В стенах на уровне пола было проделано несколько отверстий, скрытых за темным, в тон плинтусу, облицовочным покрытием. Хаос отыскала неплотно прилегающий кусочек и сорвала его. Сзади обнаружилась компактная звуковая колонка. Мы с Хаос обползали всю комнату вдоль и поперек и нашли в общей сложности восемь замаскированных колонок разных размеров. И тут я чуть не столкнулась лбом с Квинтоном: он тоже решил проверить стены и водил многочисленными датчиками вверх-вниз по толстому слою штукатурки.
— Что нашла? — спросил он.
— Колонки. Тут внизу их целая куча. — Я показала ему колонки.
Хаос потеряла к аппаратуре всяческий интерес и занялась ковром. Она набросилась на краешек Мглы, как собака, отважно воюющая с прибоем.
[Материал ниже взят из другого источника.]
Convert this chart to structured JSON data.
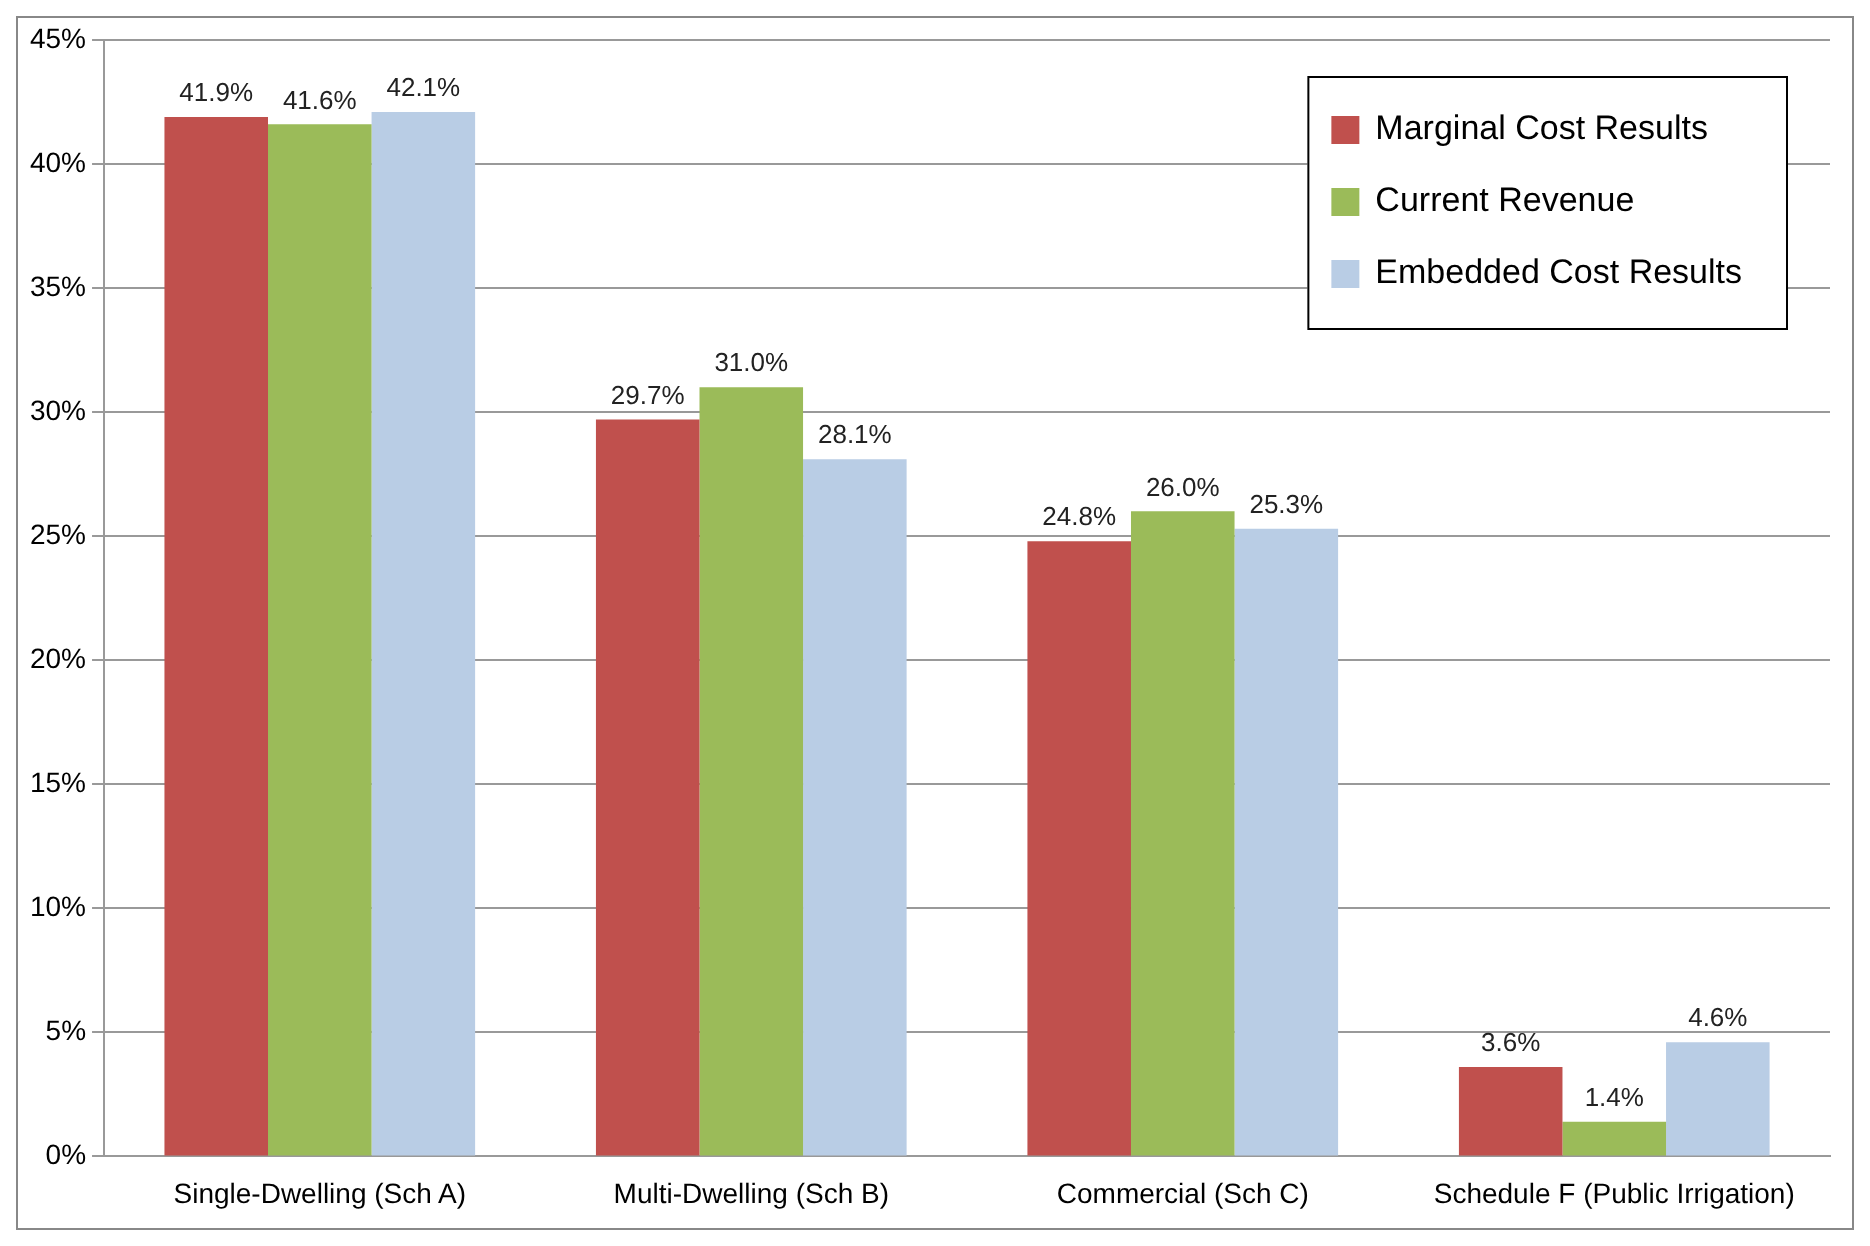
{
  "chart_data": {
    "type": "bar",
    "categories": [
      "Single-Dwelling (Sch A)",
      "Multi-Dwelling (Sch B)",
      "Commercial (Sch C)",
      "Schedule F (Public Irrigation)"
    ],
    "series": [
      {
        "name": "Marginal Cost Results",
        "color": "#c0504d",
        "values": [
          41.9,
          29.7,
          24.8,
          3.6
        ],
        "value_labels": [
          "41.9%",
          "29.7%",
          "24.8%",
          "3.6%"
        ]
      },
      {
        "name": "Current Revenue",
        "color": "#9bbb59",
        "values": [
          41.6,
          31.0,
          26.0,
          1.4
        ],
        "value_labels": [
          "41.6%",
          "31.0%",
          "26.0%",
          "1.4%"
        ]
      },
      {
        "name": "Embedded Cost Results",
        "color": "#b9cde5",
        "values": [
          42.1,
          28.1,
          25.3,
          4.6
        ],
        "value_labels": [
          "42.1%",
          "28.1%",
          "25.3%",
          "4.6%"
        ]
      }
    ],
    "ylim": [
      0,
      45
    ],
    "yticks": [
      {
        "value": 0,
        "label": "0%"
      },
      {
        "value": 5,
        "label": "5%"
      },
      {
        "value": 10,
        "label": "10%"
      },
      {
        "value": 15,
        "label": "15%"
      },
      {
        "value": 20,
        "label": "20%"
      },
      {
        "value": 25,
        "label": "25%"
      },
      {
        "value": 30,
        "label": "30%"
      },
      {
        "value": 35,
        "label": "35%"
      },
      {
        "value": 40,
        "label": "40%"
      },
      {
        "value": 45,
        "label": "45%"
      }
    ],
    "grid": "y",
    "legend": "top right"
  }
}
— Смотри, не давай ей вгрызаться в ковер, — предупредил Квинтон. — Там полно проводов под напряжением, может шарахнуть. — На самом деле удар тока — далеко не самое страшное, что ей грозило, хотя… у Хаос имелся некоторый опыт в стычках с Мглой, и она лучше меня знала, когда уносить ноги.
— И еще с изнанки ковра и на полу полно каких-то пластин, — сказала я, оттесняя свою любимицу подальше от стола.
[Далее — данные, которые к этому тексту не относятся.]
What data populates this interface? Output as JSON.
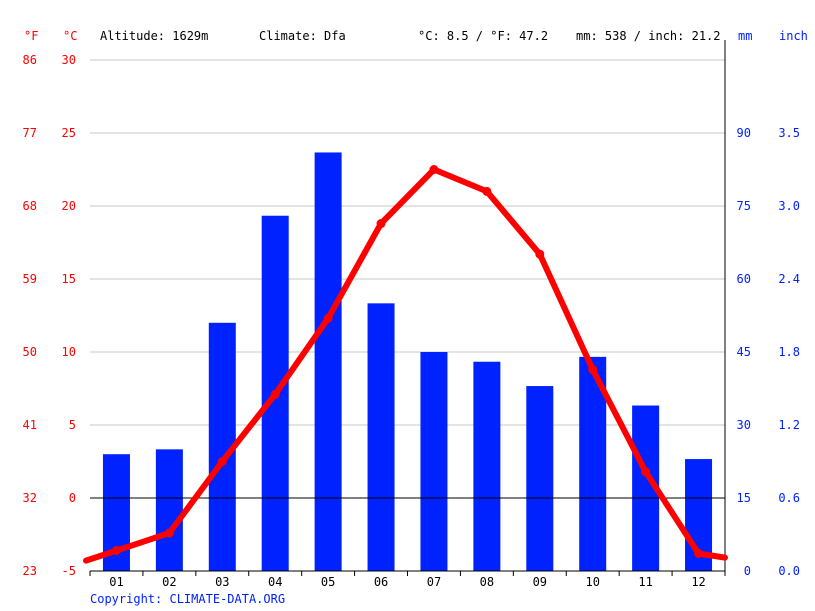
{
  "header": {
    "unit_f": "°F",
    "unit_c": "°C",
    "altitude": "Altitude: 1629m",
    "climate": "Climate: Dfa",
    "temp_avg": "°C: 8.5 / °F: 47.2",
    "precip_total": "mm: 538 / inch: 21.2",
    "unit_mm": "mm",
    "unit_inch": "inch"
  },
  "axes": {
    "celsius_ticks": [
      "30",
      "25",
      "20",
      "15",
      "10",
      "5",
      "0",
      "-5"
    ],
    "fahrenheit_ticks": [
      "86",
      "77",
      "68",
      "59",
      "50",
      "41",
      "32",
      "23"
    ],
    "mm_ticks": [
      "90",
      "75",
      "60",
      "45",
      "30",
      "15",
      "0"
    ],
    "inch_ticks": [
      "3.5",
      "3.0",
      "2.4",
      "1.8",
      "1.2",
      "0.6",
      "0.0"
    ]
  },
  "copyright": "Copyright: CLIMATE-DATA.ORG",
  "colors": {
    "temperature": "#ff0000",
    "precipitation": "#0022ff",
    "grid": "#c8c8c8"
  },
  "chart_data": {
    "type": "bar",
    "categories": [
      "01",
      "02",
      "03",
      "04",
      "05",
      "06",
      "07",
      "08",
      "09",
      "10",
      "11",
      "12"
    ],
    "series": [
      {
        "type": "bar",
        "axis": "mm",
        "values": [
          24,
          25,
          51,
          73,
          86,
          55,
          45,
          43,
          38,
          44,
          34,
          23
        ]
      },
      {
        "type": "line",
        "axis": "°C",
        "values": [
          -3.6,
          -2.4,
          2.5,
          7.1,
          12.3,
          18.8,
          22.5,
          21.0,
          16.7,
          8.8,
          1.8,
          -3.8
        ]
      }
    ],
    "ylim_celsius": [
      -5,
      30
    ],
    "ylim_mm": [
      0,
      105
    ],
    "grid": true
  }
}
— Собственно, как я и думал. Ну-ка…
Мы осмотрели остальные колонки, и Квинтон еще раз проверил стены, прежде чем с моей помощью передвинуть стол и ковер, чтобы более тщательно их изучить. Все это время энергетический сгусток крутился рядом.
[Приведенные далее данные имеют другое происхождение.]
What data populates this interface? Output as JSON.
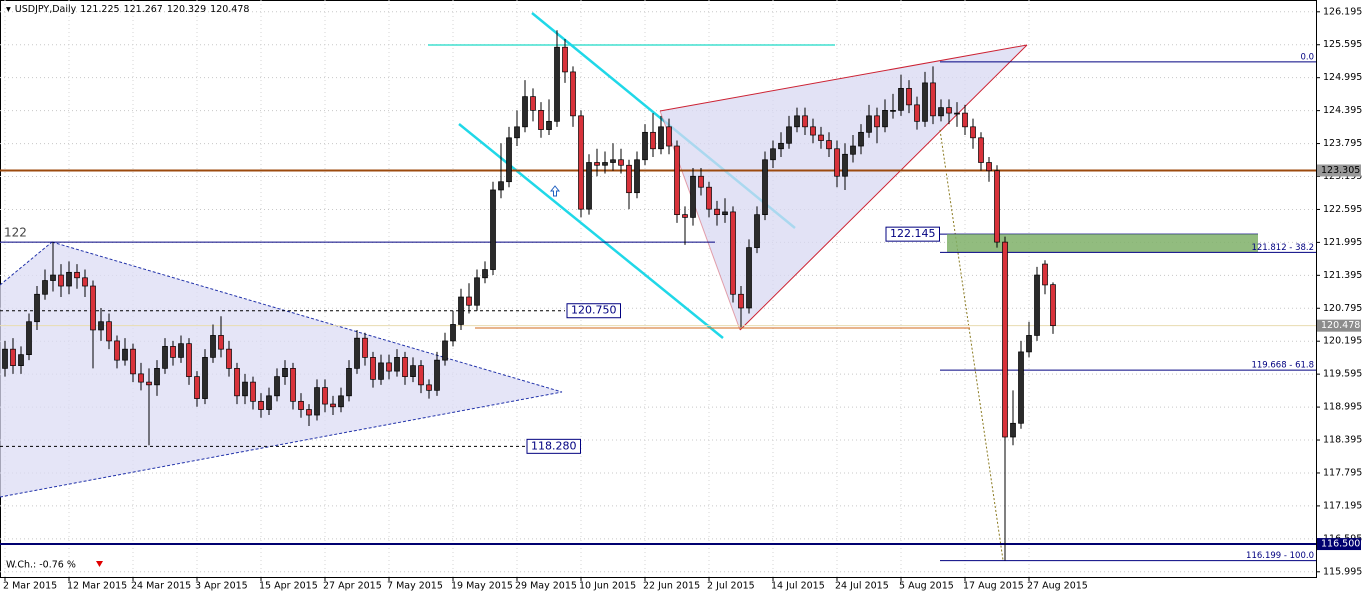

Я прошла по комнате, следуя за хорьком, хотя на этот раз она, похоже, просто решила прогуляться. Квинтон встал возле зеркальной стены, соединяющей помещение с аппаратной, и обернулся.
— Пошуми и покрутись на месте. Я сейчас.
Я взяла Хаос на руки и выдала несколько старомодных танцевальных движений, напевая ей на ухо джазовую композицию «Ты моя счастливая звезда».
Квинтон вернулся. Вид у него был озадаченный.
— Вот так и продолжай, — с улыбкой проинструктировал меня он и снова принялся ползать и махать приборами, изредка останавливаясь, чтобы отметить местоположение каких-то точек на стенах или полу.
Я как раз затянула первые два такта «Сорок второй улицы», и тут Квинтон снова меня окликнул:
— Ладно, можешь не петь. — Он тихонько посмеивался, но я не обиделась. Слишком уж давно я не практиковалась. Если совсем откровенно, певица из меня всегда была не ахти. Зато, если меня попросят станцевать и напеть что-нибудь легкомысленное, на ум первым делом приходят коленца в стиле Басби Беркли. Я танцую с восьми лет (спасибо амбициям моей матушки), профессионально с одиннадцати, и дурашливые танцевальные ритмы для меня привычны, как воздух.